Uncoupling of macrophage inflammation from self-renewal modulates host recovery from respiratory viral infection

Abstract

Tissue macrophages self-renew during homeostasis and produce inflammatory mediators upon microbial infection. We examined the relationship between proliferative and inflammatory properties of tissue macrophages by defining the impact of the Wnt/beta-catenin pathway, a central regulator of self-renewal, in alveolar macrophages (AMs). Activation of beta-catenin by Wnt ligand inhibited AM proliferation and stemness, but promoted inflammatory activity. In a murine influenza viral pneumonia model, beta-catenin-mediated AM inflammatory activity promoted acute host morbidity; in contrast, AM proliferation enabled repopulation of reparative AMs and tissue recovery following viral clearance. Mechanistically, Wnt treatment promoted beta-catenin-HIF-1 alpha interaction and glycolysis-dependent inflammation while suppressing mitochondrial metabolism and thereby, AM proliferation.
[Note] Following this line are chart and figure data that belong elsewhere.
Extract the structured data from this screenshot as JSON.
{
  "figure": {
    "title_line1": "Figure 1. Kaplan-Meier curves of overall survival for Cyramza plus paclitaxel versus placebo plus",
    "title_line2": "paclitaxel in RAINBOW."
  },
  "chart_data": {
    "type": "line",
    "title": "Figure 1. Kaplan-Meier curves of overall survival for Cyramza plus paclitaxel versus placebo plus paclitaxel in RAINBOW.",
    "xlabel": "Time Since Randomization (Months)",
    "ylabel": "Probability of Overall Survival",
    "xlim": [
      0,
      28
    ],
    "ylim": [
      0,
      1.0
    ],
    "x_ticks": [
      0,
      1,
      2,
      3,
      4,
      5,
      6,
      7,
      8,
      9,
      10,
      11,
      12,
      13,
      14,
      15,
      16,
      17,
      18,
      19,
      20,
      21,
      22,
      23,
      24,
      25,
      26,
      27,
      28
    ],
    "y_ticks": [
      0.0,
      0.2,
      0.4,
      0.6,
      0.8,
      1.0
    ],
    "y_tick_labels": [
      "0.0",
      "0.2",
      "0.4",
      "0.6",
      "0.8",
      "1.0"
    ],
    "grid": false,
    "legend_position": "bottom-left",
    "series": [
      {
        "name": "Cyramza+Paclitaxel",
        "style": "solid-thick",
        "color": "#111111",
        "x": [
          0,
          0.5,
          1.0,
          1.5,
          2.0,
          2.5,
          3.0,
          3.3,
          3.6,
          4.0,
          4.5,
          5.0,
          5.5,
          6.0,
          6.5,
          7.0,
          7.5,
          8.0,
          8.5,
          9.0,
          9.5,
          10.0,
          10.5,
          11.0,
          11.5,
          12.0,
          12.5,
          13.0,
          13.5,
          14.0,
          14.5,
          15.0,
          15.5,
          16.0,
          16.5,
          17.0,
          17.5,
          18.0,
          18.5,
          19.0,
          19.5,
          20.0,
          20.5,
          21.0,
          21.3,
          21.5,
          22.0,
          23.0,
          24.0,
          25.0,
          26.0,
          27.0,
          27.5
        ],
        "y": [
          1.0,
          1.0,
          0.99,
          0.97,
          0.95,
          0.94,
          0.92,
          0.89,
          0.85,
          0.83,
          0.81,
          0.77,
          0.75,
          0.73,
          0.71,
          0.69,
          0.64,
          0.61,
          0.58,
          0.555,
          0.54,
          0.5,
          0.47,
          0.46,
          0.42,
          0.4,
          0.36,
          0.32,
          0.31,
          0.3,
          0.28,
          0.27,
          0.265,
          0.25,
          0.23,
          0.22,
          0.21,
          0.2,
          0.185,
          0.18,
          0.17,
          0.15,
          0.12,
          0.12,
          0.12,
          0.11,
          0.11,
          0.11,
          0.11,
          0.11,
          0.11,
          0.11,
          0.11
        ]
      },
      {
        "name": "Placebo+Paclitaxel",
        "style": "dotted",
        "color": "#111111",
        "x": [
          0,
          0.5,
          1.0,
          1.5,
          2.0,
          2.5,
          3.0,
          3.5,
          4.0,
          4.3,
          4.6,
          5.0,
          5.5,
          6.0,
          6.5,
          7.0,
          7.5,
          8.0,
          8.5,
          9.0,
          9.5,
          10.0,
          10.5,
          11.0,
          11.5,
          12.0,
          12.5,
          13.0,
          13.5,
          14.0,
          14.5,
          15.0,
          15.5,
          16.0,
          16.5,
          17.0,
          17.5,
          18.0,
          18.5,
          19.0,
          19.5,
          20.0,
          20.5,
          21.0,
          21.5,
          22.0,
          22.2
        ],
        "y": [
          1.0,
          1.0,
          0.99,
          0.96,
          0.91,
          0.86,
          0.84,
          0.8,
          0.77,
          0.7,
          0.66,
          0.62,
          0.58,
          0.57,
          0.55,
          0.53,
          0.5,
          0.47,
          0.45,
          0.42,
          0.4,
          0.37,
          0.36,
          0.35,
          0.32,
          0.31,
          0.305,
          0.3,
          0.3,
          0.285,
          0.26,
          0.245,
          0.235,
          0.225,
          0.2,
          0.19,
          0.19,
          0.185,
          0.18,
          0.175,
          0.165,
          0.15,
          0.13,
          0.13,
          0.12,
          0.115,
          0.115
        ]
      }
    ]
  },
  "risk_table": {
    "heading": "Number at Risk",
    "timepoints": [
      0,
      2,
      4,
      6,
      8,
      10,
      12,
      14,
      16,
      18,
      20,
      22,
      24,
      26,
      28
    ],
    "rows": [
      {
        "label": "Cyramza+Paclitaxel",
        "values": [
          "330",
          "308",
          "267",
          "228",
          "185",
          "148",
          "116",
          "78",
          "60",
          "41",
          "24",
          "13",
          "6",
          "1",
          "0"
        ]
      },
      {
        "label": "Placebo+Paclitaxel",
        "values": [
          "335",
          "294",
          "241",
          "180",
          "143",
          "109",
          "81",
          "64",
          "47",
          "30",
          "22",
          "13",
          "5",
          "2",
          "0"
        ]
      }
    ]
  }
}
Differential HIF-1 alpha activities distinguished proliferative and inflammatory AMs in vivo. This beta-catenin-HIF-1 alpha axis was conserved in human AMs and enhanced HIF-1 alpha expression associated with macrophage inflammation in COVID-19 patients. Thus, inflammatory and reparative activities of lung macrophages are regulated by beta-catenin-HIF-1 alpha signaling, with implications for the treatment of severe respiratory diseases.